Il 21 novembre 1904, al concludersi degli esercizi spirituali, dopo aver rinnovato i voti, d’un fiotto zampillò dal suo cuore l’elevazione: « O mio Dio, Trinità che adoro ». Da questa esperienza dell’elevazione alla SS. Trinità ricavò la forza per andare incontro ad un martirio che adagio adagio la prese tutta. E se il 1904 e il 1905 trascorsero senza grandi preoccupazioni, nel 1906 la situazione precipitò. Una crisi dopo l’altra sembravano soffocarla. Non poteva prendere nulla di solido né di liquido. Tuttavia, era sempre sorridente.

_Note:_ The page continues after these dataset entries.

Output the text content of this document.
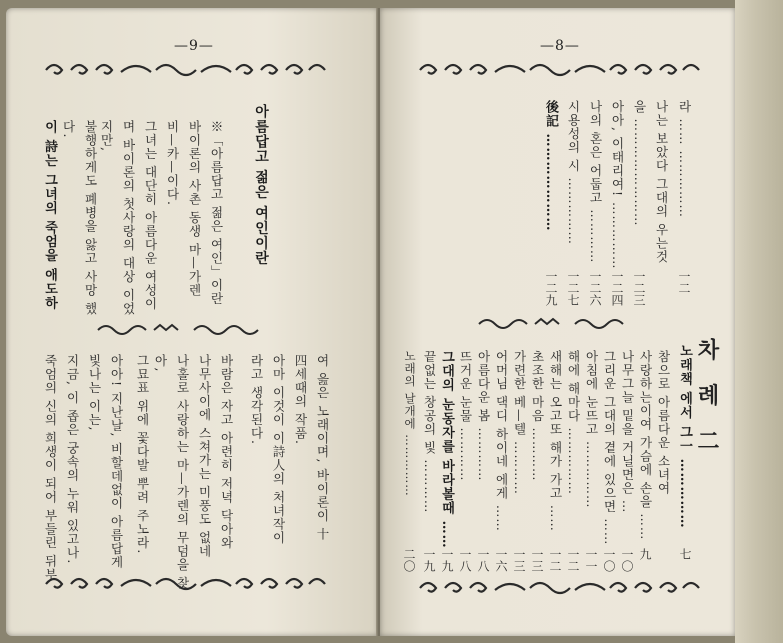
—9—
아름답고 젊은 여인이란
※「아름답고 젊은 여인」이란
바이론의 사촌 동생 마—가렌
비—카—이다.
그녀는 대단히 아름다운 여성이
며 바이론의 첫사랑의 대상 이었
지만,
불행하게도 폐병을 앓고 사망 했
다.
이 詩는 그녀의 죽엄을 애도하
여 읊은 노래이며, 바이론이 十
四세때의 작품.
아마 이것이 이詩人의 처녀작이
라고 생각된다.
바람은 자고 아련히 저녁 닥아와
나무사이에 스쳐가는 미풍도 없네
나홀로 사랑하는 마—가렌의 무덤을 찾
아,
그묘표 위에 꽃다발 뿌려 주노라.
아아! 지난날, 비할데없이 아름답게
빛나는 이는,
지금, 이 좁은 궁속의 누워 있고나.
죽엄의 신의 희생이 되어 부들린 뒤부
—8—
라 …… ……………
一二
나는 보았다 그대의 우는것
을 ……………………
一二三
아아, 이태리여! ……………
一二四
나의 혼은 어둡고 …………
一二六
시용성의 시 ……………
一二七
後記 …………………
一二九
차 례 二
노래책 에서 그一 ……………
七
참으로 아름다운 소녀여
사랑하는이여 가슴에 손을 ……
九
나무그늘 밑을 거닐면은 …
一〇
그리운 그대의 곁에 있으면 ……
一〇
아침에 눈뜨고 ……………
一一
해에 해마다 ……………
一二
새해는 오고또 해가 가고 ……
一二
초조한 마음 …………
一三
가련한 베—텔 …………
一三
어머님 댁디 하이네 에게 ……
一六
아름다운 봄 …………
一八
뜨거운 눈물 …………
一八
그대의 눈동자를 바라볼때 ……
一九
끝없는 창공의 빛 …………
一九
노래의 날개에 ……………
二〇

Eppure, al martirio del corpo si aggiunse anche quello dello spirito, provando desolazione, senso di vuoto e di abbandono da parte di Dio, tentazioni persino di suicidio, che superò con la fede. Il 28 ottobre del 1906, prean­nunciò la missione che avrebbe svolto dopo la morte: « In cielo la mia missione sarà quella di attirare le anime, aiutandole ad uscire da se per aderire a Dio, con un movimento spontaneo e pieno di amore, e di tenerle in quel grande silenzio interno che permette a Dio d’imprimersi in loro, di trasformarle in Se ». Il 1° novembre si lasciò ancora sfuggire: « Tutto passa! Alla sera della vita resta soltanto l’amore ». Nell’antivigilia della sua morte fu udita mormorare: « Vado alla luce, all’amore, alla vita ». Morì il mattino del 9 novembre 1906 a Dijon e fu sepolta nel cimitero cittadino il 12 novembre. I resti mortali riposano nella parrocchia Saint Michel a Dijon, Francia.

Il 25 novembre 1984, Elisabetta della Trinità Catez è stata proclamata Beata da Papa Giovanni Paolo II.